There’s something oddly energizing about discovering shared dreams with someone you only sort of know. That was the spark the first time I sat down with my friend Agalia in June, talking about all the things we’d always wanted to do but hadn’t yet. We talked about constantly being in search of third places, looking for spaces that could hold us, and were big enough for our dreams and rolling conversations amongst fresh faces and new ideas. That afternoon, half past was born. Over the months, through intimate dinners and questions that went straight for the core, we realized vulnerability is a rare currency, and people are eager to exchange it when they feel safe.
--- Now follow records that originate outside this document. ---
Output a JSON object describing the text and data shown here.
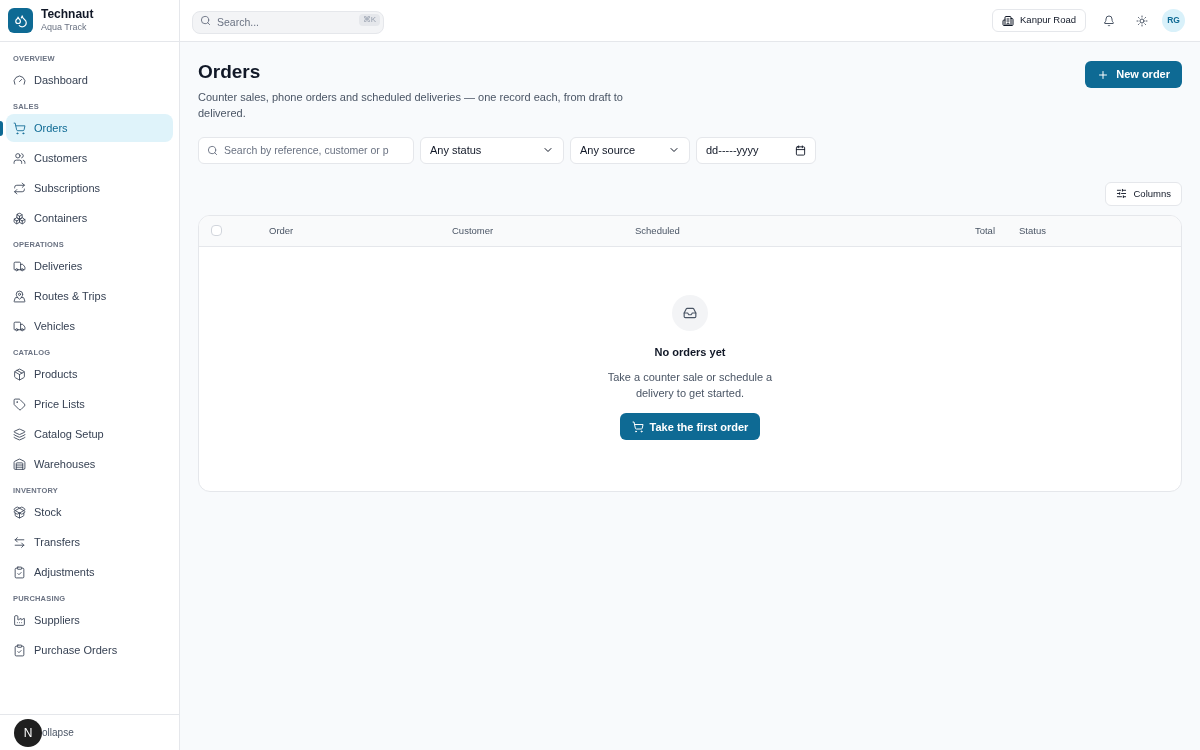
{
  "brand": {
    "name": "Technaut",
    "subtitle": "Aqua Track"
  },
  "sidebar": {
    "sections": [
      {
        "heading": "OVERVIEW",
        "items": [
          {
            "label": "Dashboard",
            "selected": false
          }
        ]
      },
      {
        "heading": "SALES",
        "items": [
          {
            "label": "Orders",
            "selected": true
          },
          {
            "label": "Customers",
            "selected": false
          },
          {
            "label": "Subscriptions",
            "selected": false
          },
          {
            "label": "Containers",
            "selected": false
          }
        ]
      },
      {
        "heading": "OPERATIONS",
        "items": [
          {
            "label": "Deliveries",
            "selected": false
          },
          {
            "label": "Routes & Trips",
            "selected": false
          },
          {
            "label": "Vehicles",
            "selected": false
          }
        ]
      },
      {
        "heading": "CATALOG",
        "items": [
          {
            "label": "Products",
            "selected": false
          },
          {
            "label": "Price Lists",
            "selected": false
          },
          {
            "label": "Catalog Setup",
            "selected": false
          },
          {
            "label": "Warehouses",
            "selected": false
          }
        ]
      },
      {
        "heading": "INVENTORY",
        "items": [
          {
            "label": "Stock",
            "selected": false
          },
          {
            "label": "Transfers",
            "selected": false
          },
          {
            "label": "Adjustments",
            "selected": false
          }
        ]
      },
      {
        "heading": "PURCHASING",
        "items": [
          {
            "label": "Suppliers",
            "selected": false
          },
          {
            "label": "Purchase Orders",
            "selected": false
          }
        ]
      }
    ],
    "footer": {
      "badge": "N",
      "label": "ollapse"
    }
  },
  "topbar": {
    "search": {
      "placeholder": "Search...",
      "shortcut": "⌘K"
    },
    "location": "Kanpur Road",
    "avatar": "RG"
  },
  "page": {
    "title": "Orders",
    "description": "Counter sales, phone orders and scheduled deliveries — one record each, from draft to delivered.",
    "new_button": "New order"
  },
  "filters": {
    "search": {
      "placeholder": "Search by reference, customer or p"
    },
    "status": "Any status",
    "source": "Any source",
    "date": "dd-----yyyy"
  },
  "columns_button": "Columns",
  "table": {
    "select_all": {
      "checked": false
    },
    "columns": [
      "Order",
      "Customer",
      "Scheduled",
      "Total",
      "Status"
    ]
  },
  "empty": {
    "title": "No orders yet",
    "text": "Take a counter sale or schedule a delivery to get started.",
    "button": "Take the first order"
  }
}
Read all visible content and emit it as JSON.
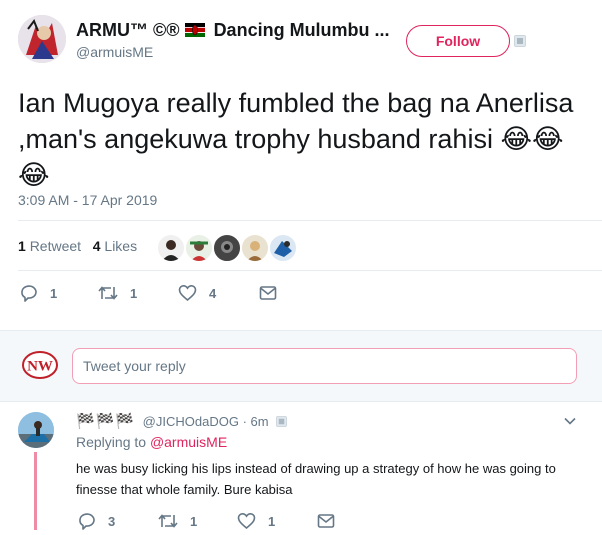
{
  "tweet": {
    "author": {
      "display_name": "ARMU™ ©® Dancing Mulumbu ...",
      "name_part1": "ARMU™ ©®",
      "name_part2": "Dancing Mulumbu ...",
      "handle": "@armuisME"
    },
    "follow_label": "Follow",
    "text": "Ian Mugoya really fumbled the bag na Anerlisa ,man's angekuwa trophy husband rahisi 😂😂😂",
    "timestamp": "3:09 AM - 17 Apr 2019",
    "stats": {
      "retweets_count": "1",
      "retweets_label": "Retweet",
      "likes_count": "4",
      "likes_label": "Likes"
    },
    "actions": {
      "reply_count": "1",
      "retweet_count": "1",
      "like_count": "4"
    }
  },
  "reply_box": {
    "logo_text": "NW",
    "placeholder": "Tweet your reply"
  },
  "reply": {
    "flags": "🏁🏁🏁",
    "handle": "@JICHOdaDOG",
    "separator": "·",
    "time": "6m",
    "replying_prefix": "Replying to",
    "replying_to": "@armuisME",
    "text": "he was busy licking his lips instead of drawing up a strategy of how he was going to finesse that whole family. Bure kabisa",
    "actions": {
      "reply_count": "3",
      "retweet_count": "1",
      "like_count": "1"
    }
  },
  "colors": {
    "accent": "#e0245e",
    "secondary_text": "#657786",
    "primary_text": "#14171a",
    "divider": "#e6ecf0"
  }
}
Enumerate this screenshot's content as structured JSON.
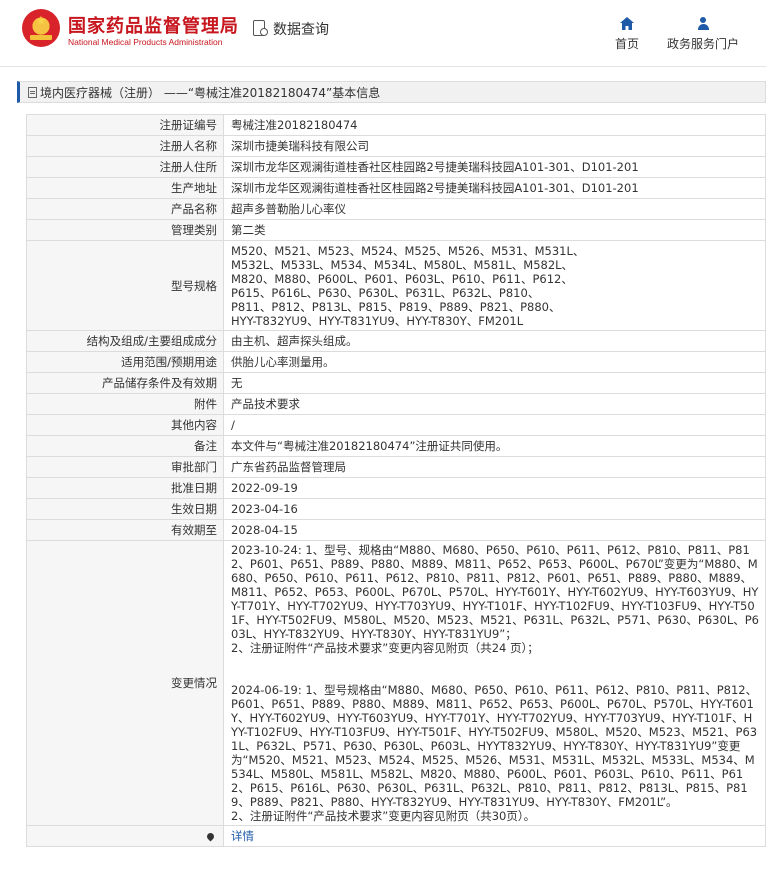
{
  "header": {
    "site_name_cn": "国家药品监督管理局",
    "site_name_en": "National Medical Products Administration",
    "query_label": "数据查询",
    "nav": {
      "home": "首页",
      "gov": "政务服务门户"
    }
  },
  "title": "境内医疗器械（注册） ——“粤械注准20182180474”基本信息",
  "rows": [
    {
      "label": "注册证编号",
      "value": "粤械注准20182180474"
    },
    {
      "label": "注册人名称",
      "value": "深圳市捷美瑞科技有限公司"
    },
    {
      "label": "注册人住所",
      "value": "深圳市龙华区观澜街道桂香社区桂园路2号捷美瑞科技园A101-301、D101-201"
    },
    {
      "label": "生产地址",
      "value": "深圳市龙华区观澜街道桂香社区桂园路2号捷美瑞科技园A101-301、D101-201"
    },
    {
      "label": "产品名称",
      "value": "超声多普勒胎儿心率仪"
    },
    {
      "label": "管理类别",
      "value": "第二类"
    },
    {
      "label": "型号规格",
      "value": "M520、M521、M523、M524、M525、M526、M531、M531L、\nM532L、M533L、M534、M534L、M580L、M581L、M582L、\nM820、M880、P600L、P601、P603L、P610、P611、P612、\nP615、P616L、P630、P630L、P631L、P632L、P810、\nP811、P812、P813L、P815、P819、P889、P821、P880、\nHYY-T832YU9、HYY-T831YU9、HYY-T830Y、FM201L"
    },
    {
      "label": "结构及组成/主要组成成分",
      "value": "由主机、超声探头组成。"
    },
    {
      "label": "适用范围/预期用途",
      "value": "供胎儿心率测量用。"
    },
    {
      "label": "产品储存条件及有效期",
      "value": "无"
    },
    {
      "label": "附件",
      "value": "产品技术要求"
    },
    {
      "label": "其他内容",
      "value": "/"
    },
    {
      "label": "备注",
      "value": "本文件与“粤械注准20182180474”注册证共同使用。"
    },
    {
      "label": "审批部门",
      "value": "广东省药品监督管理局"
    },
    {
      "label": "批准日期",
      "value": "2022-09-19"
    },
    {
      "label": "生效日期",
      "value": "2023-04-16"
    },
    {
      "label": "有效期至",
      "value": "2028-04-15"
    },
    {
      "label": "变更情况",
      "value": "2023-10-24: 1、型号、规格由“M880、M680、P650、P610、P611、P612、P810、P811、P812、P601、P651、P889、P880、M889、M811、P652、P653、P600L、P670L”变更为“M880、M680、P650、P610、P611、P612、P810、P811、P812、P601、P651、P889、P880、M889、M811、P652、P653、P600L、P670L、P570L、HYY-T601Y、HYY-T602YU9、HYY-T603YU9、HYY-T701Y、HYY-T702YU9、HYY-T703YU9、HYY-T101F、HYY-T102FU9、HYY-T103FU9、HYY-T501F、HYY-T502FU9、M580L、M520、M523、M521、P631L、P632L、P571、P630、P630L、P603L、HYY-T832YU9、HYY-T830Y、HYY-T831YU9”；\n2、注册证附件“产品技术要求”变更内容见附页（共24 页）；\n\n\n2024-06-19: 1、型号规格由“M880、M680、P650、P610、P611、P612、P810、P811、P812、P601、P651、P889、P880、M889、M811、P652、P653、P600L、P670L、P570L、HYY-T601Y、HYY-T602YU9、HYY-T603YU9、HYY-T701Y、HYY-T702YU9、HYY-T703YU9、HYY-T101F、HYY-T102FU9、HYY-T103FU9、HYY-T501F、HYY-T502FU9、M580L、M520、M523、M521、P631L、P632L、P571、P630、P630L、P603L、HYYT832YU9、HYY-T830Y、HYY-T831YU9”变更为“M520、M521、M523、M524、M525、M526、M531、M531L、M532L、M533L、M534、M534L、M580L、M581L、M582L、M820、M880、P600L、P601、P603L、P610、P611、P612、P615、P616L、P630、P630L、P631L、P632L、P810、P811、P812、P813L、P815、P819、P889、P821、P880、HYY-T832YU9、HYY-T831YU9、HYY-T830Y、FM201L”。\n2、注册证附件“产品技术要求”变更内容见附页（共30页）。"
    }
  ],
  "detail": {
    "icon": "pin-icon",
    "label": "",
    "link": "详情"
  }
}
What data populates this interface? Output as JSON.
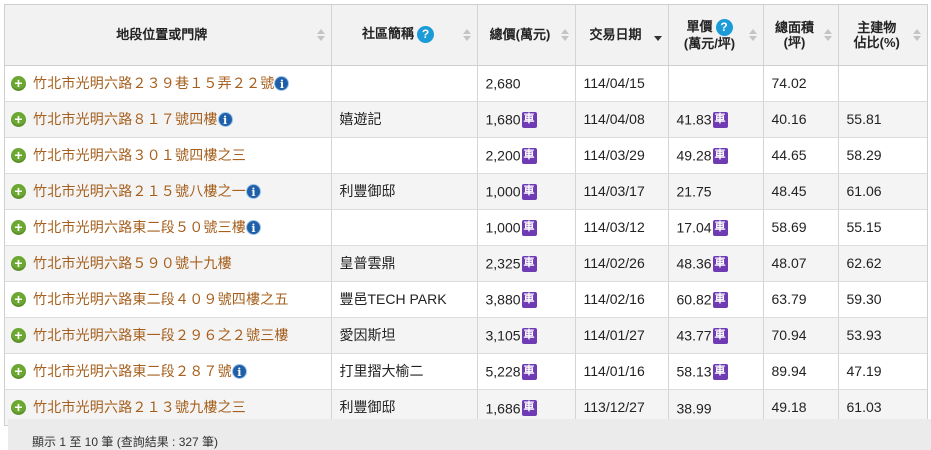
{
  "columns": {
    "address": "地段位置或門牌",
    "community": "社區簡稱",
    "total_price": "總價(萬元)",
    "date": "交易日期",
    "unit_price_line1": "單價",
    "unit_price_line2": "(萬元/坪)",
    "area_line1": "總面積",
    "area_line2": "(坪)",
    "ratio_line1": "主建物",
    "ratio_line2": "佔比(%)"
  },
  "icons": {
    "help": "?",
    "info": "i",
    "expand": "+",
    "parking": "車"
  },
  "rows": [
    {
      "address": "竹北市光明六路２３９巷１５弄２２號",
      "info": true,
      "community": "",
      "total": "2,680",
      "total_car": false,
      "date": "114/04/15",
      "unit": "",
      "unit_car": false,
      "area": "74.02",
      "ratio": ""
    },
    {
      "address": "竹北市光明六路８１７號四樓",
      "info": true,
      "community": "嬉遊記",
      "total": "1,680",
      "total_car": true,
      "date": "114/04/08",
      "unit": "41.83",
      "unit_car": true,
      "area": "40.16",
      "ratio": "55.81"
    },
    {
      "address": "竹北市光明六路３０１號四樓之三",
      "info": false,
      "community": "",
      "total": "2,200",
      "total_car": true,
      "date": "114/03/29",
      "unit": "49.28",
      "unit_car": true,
      "area": "44.65",
      "ratio": "58.29"
    },
    {
      "address": "竹北市光明六路２１５號八樓之一",
      "info": true,
      "community": "利豐御邸",
      "total": "1,000",
      "total_car": true,
      "date": "114/03/17",
      "unit": "21.75",
      "unit_car": false,
      "area": "48.45",
      "ratio": "61.06"
    },
    {
      "address": "竹北市光明六路東二段５０號三樓",
      "info": true,
      "community": "",
      "total": "1,000",
      "total_car": true,
      "date": "114/03/12",
      "unit": "17.04",
      "unit_car": true,
      "area": "58.69",
      "ratio": "55.15"
    },
    {
      "address": "竹北市光明六路５９０號十九樓",
      "info": false,
      "community": "皇普雲鼎",
      "total": "2,325",
      "total_car": true,
      "date": "114/02/26",
      "unit": "48.36",
      "unit_car": true,
      "area": "48.07",
      "ratio": "62.62"
    },
    {
      "address": "竹北市光明六路東二段４０９號四樓之五",
      "info": false,
      "community": "豐邑TECH PARK",
      "total": "3,880",
      "total_car": true,
      "date": "114/02/16",
      "unit": "60.82",
      "unit_car": true,
      "area": "63.79",
      "ratio": "59.30"
    },
    {
      "address": "竹北市光明六路東一段２９６之２號三樓",
      "info": false,
      "community": "愛因斯坦",
      "total": "3,105",
      "total_car": true,
      "date": "114/01/27",
      "unit": "43.77",
      "unit_car": true,
      "area": "70.94",
      "ratio": "53.93"
    },
    {
      "address": "竹北市光明六路東二段２８７號",
      "info": true,
      "community": "打里摺大榆二",
      "total": "5,228",
      "total_car": true,
      "date": "114/01/16",
      "unit": "58.13",
      "unit_car": true,
      "area": "89.94",
      "ratio": "47.19"
    },
    {
      "address": "竹北市光明六路２１３號九樓之三",
      "info": false,
      "community": "利豐御邸",
      "total": "1,686",
      "total_car": true,
      "date": "113/12/27",
      "unit": "38.99",
      "unit_car": false,
      "area": "49.18",
      "ratio": "61.03"
    }
  ],
  "footer": {
    "summary": "顯示 1 至 10 筆 (查詢結果 : 327 筆)"
  },
  "colors": {
    "address_link": "#a65f1c",
    "parking_badge": "#6e3bb3",
    "help_icon": "#1b9bd7",
    "expand_icon": "#6aa832"
  }
}
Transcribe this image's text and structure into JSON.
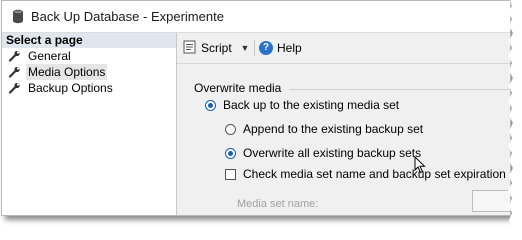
{
  "window": {
    "title": "Back Up Database - Experimente",
    "icon": "database-icon"
  },
  "left_pane": {
    "header": "Select a page",
    "items": [
      {
        "label": "General",
        "icon": "wrench-icon",
        "selected": false
      },
      {
        "label": "Media Options",
        "icon": "wrench-icon",
        "selected": true
      },
      {
        "label": "Backup Options",
        "icon": "wrench-icon",
        "selected": false
      }
    ]
  },
  "toolbar": {
    "script_label": "Script",
    "script_icon": "script-icon",
    "dropdown_icon": "chevron-down-icon",
    "help_label": "Help",
    "help_icon": "help-icon"
  },
  "overwrite_media": {
    "section_label": "Overwrite media",
    "backup_existing": {
      "label": "Back up to the existing media set",
      "checked": true
    },
    "append": {
      "label": "Append to the existing backup set",
      "checked": false
    },
    "overwrite": {
      "label": "Overwrite all existing backup sets",
      "checked": true
    },
    "check_media": {
      "label": "Check media set name and backup set expiration",
      "checked": false
    },
    "media_set_name_label": "Media set name:",
    "media_set_name_value": ""
  },
  "colors": {
    "accent": "#1a5fb4",
    "help_blue": "#2a72c9",
    "pane_header_bg": "#dfe6ee"
  }
}
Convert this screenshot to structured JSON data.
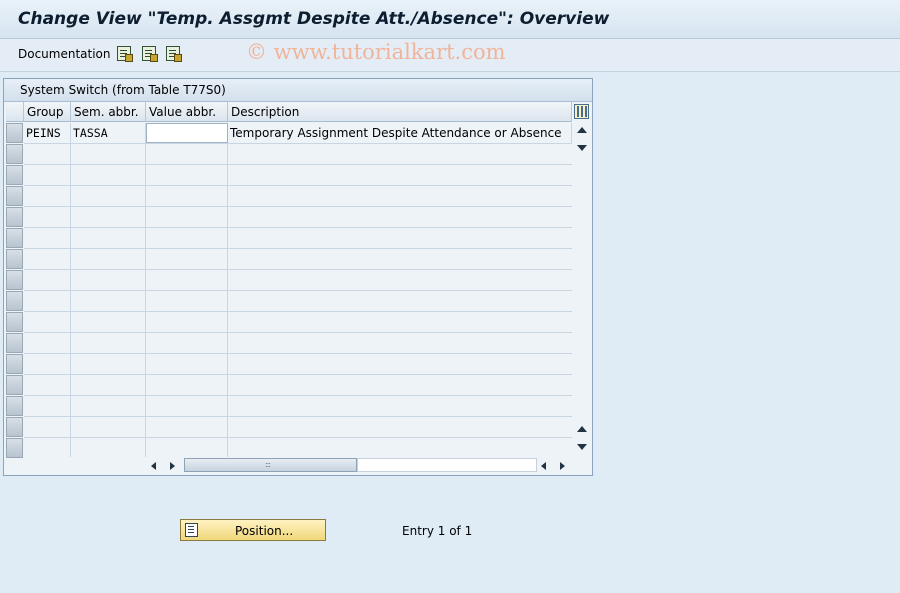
{
  "header": {
    "title": "Change View \"Temp. Assgmt Despite Att./Absence\": Overview"
  },
  "toolbar": {
    "documentation_label": "Documentation",
    "icons": [
      "doc-detail-icon",
      "doc-view-icon",
      "doc-print-icon"
    ]
  },
  "watermark": "© www.tutorialkart.com",
  "table": {
    "title": "System Switch (from Table T77S0)",
    "columns": [
      "Group",
      "Sem. abbr.",
      "Value abbr.",
      "Description"
    ],
    "rows": [
      {
        "group": "PEINS",
        "sem_abbr": "TASSA",
        "value_abbr": "",
        "description": "Temporary Assignment Despite Attendance or Absence"
      }
    ]
  },
  "footer": {
    "position_button": "Position...",
    "entry_text": "Entry 1 of 1"
  }
}
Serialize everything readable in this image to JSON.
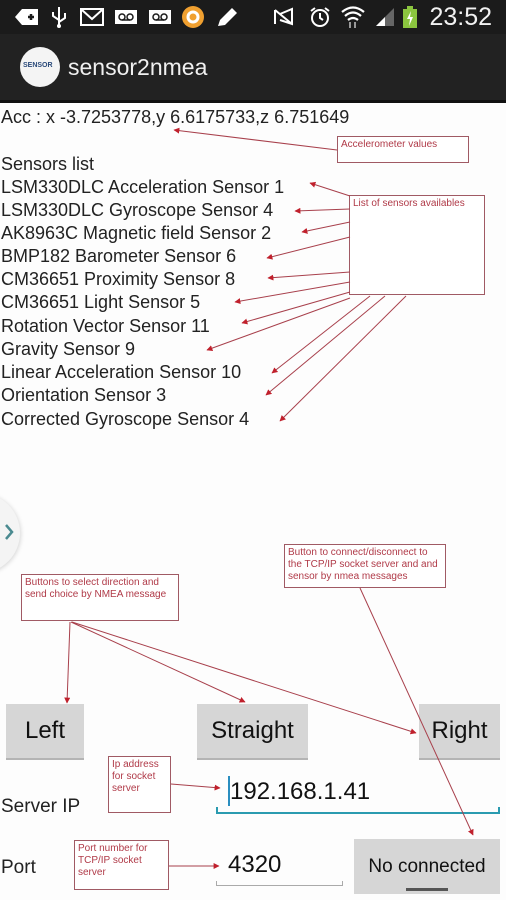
{
  "status_bar": {
    "left_icons": [
      "add-icon",
      "usb-icon",
      "gmail-icon",
      "voicemail-icon",
      "voicemail-icon",
      "app-notification-icon",
      "edit-icon"
    ],
    "right_icons": [
      "mute-icon",
      "alarm-icon",
      "wifi-icon",
      "signal-icon",
      "battery-charging-icon"
    ],
    "time": "23:52"
  },
  "action_bar": {
    "logo_text": "SENSOR",
    "title": "sensor2nmea"
  },
  "accelerometer": {
    "text": "Acc : x -3.7253778,y 6.6175733,z 6.751649"
  },
  "sensors": {
    "title": "Sensors list",
    "items": [
      "LSM330DLC Acceleration Sensor 1",
      "LSM330DLC Gyroscope Sensor 4",
      "AK8963C Magnetic field Sensor 2",
      "BMP182 Barometer Sensor 6",
      "CM36651 Proximity Sensor 8",
      "CM36651 Light Sensor 5",
      "Rotation Vector Sensor 11",
      "Gravity Sensor 9",
      "Linear Acceleration Sensor 10",
      "Orientation Sensor 3",
      "Corrected Gyroscope Sensor 4"
    ]
  },
  "annotations": {
    "accelerometer": "Accelerometer values",
    "sensors": "List of sensors availables",
    "connect": "Button to connect/disconnect to the TCP/IP socket server and and sensor by nmea messages",
    "direction": "Buttons to select direction and send choice by NMEA message",
    "ip": "Ip address for socket server",
    "port": "Port number for TCP/IP socket server"
  },
  "direction_buttons": {
    "left": "Left",
    "straight": "Straight",
    "right": "Right"
  },
  "server": {
    "ip_label": "Server IP",
    "ip_value": "192.168.1.41",
    "port_label": "Port",
    "port_value": "4320",
    "connect_button": "No connected"
  },
  "colors": {
    "annotation": "#b03a48",
    "focus_underline": "#2a9bb0",
    "status_bar": "#1b1b1b",
    "action_bar": "#222222"
  }
}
At its raw and unfiltered conception, half past is a notion of self-identity and journeying.
- halfway mark of who we are
- halfway past what we know
- half past selves, what we are to become
- halfway towards an arrival
All we are today is a loose (or tightly woven) configuration of past lived experiences and a narrative of stories we have told ourselves about ourselves, and others about ourselves. It seems to me sometimes the past has a fixity that the future only looks on with some ambiguity and some disenchantment. I am halfway past the life that I have only lived. I am only halfway past the life that I have lived. There is so much more of me to meet and to know. Agalia and I wanted half past to be a third space where people could come together and meet in open dialogue.
In the meeting of another, so too do you meet yourself.
In reflection, after six months of dinners (look at us go!), we were surprised by the commonness of the intensity and intimacy of evenings. An invite-only seating meant that there was a level of trust and expectation that even amongst strangers, people were safe to bring all of themselves to the table. All we did was a nudge and an invitation to come as you are, uninhibited, for an evening. In the first three editions, we asked questions around the self: our drives, our desires, our intuition. People sat around the topics:
- “What are you dying to talk about?”
- “What would you do if you had permission?”
- “What type of intuition do you want to hone and why?”
We designed opening conversations to skip the small talk and go straight to the core of what someone had to say. And we found vulnerability that people not only responded gently to, but they welcomed and wanted. A conversation led with kindness and trust had far more meaning than chatter, and we’d like to think that after those evenings, people felt good about themselves. They felt real to themselves.
As we wind down the year, I find myself wondering about how I want to show up in 2025. This introspection comes from a place of recognizing how much I’ve grown and evolved. Growth is usually experienced as an externalised event. Something happens to you, someone tells you something about you. But what if you took a pause and looked inwards, made time for introspection and looked at new ways to identify growth? What if you could look within you for growth?
Where will you go when you let the self lead? You, arriving and becoming.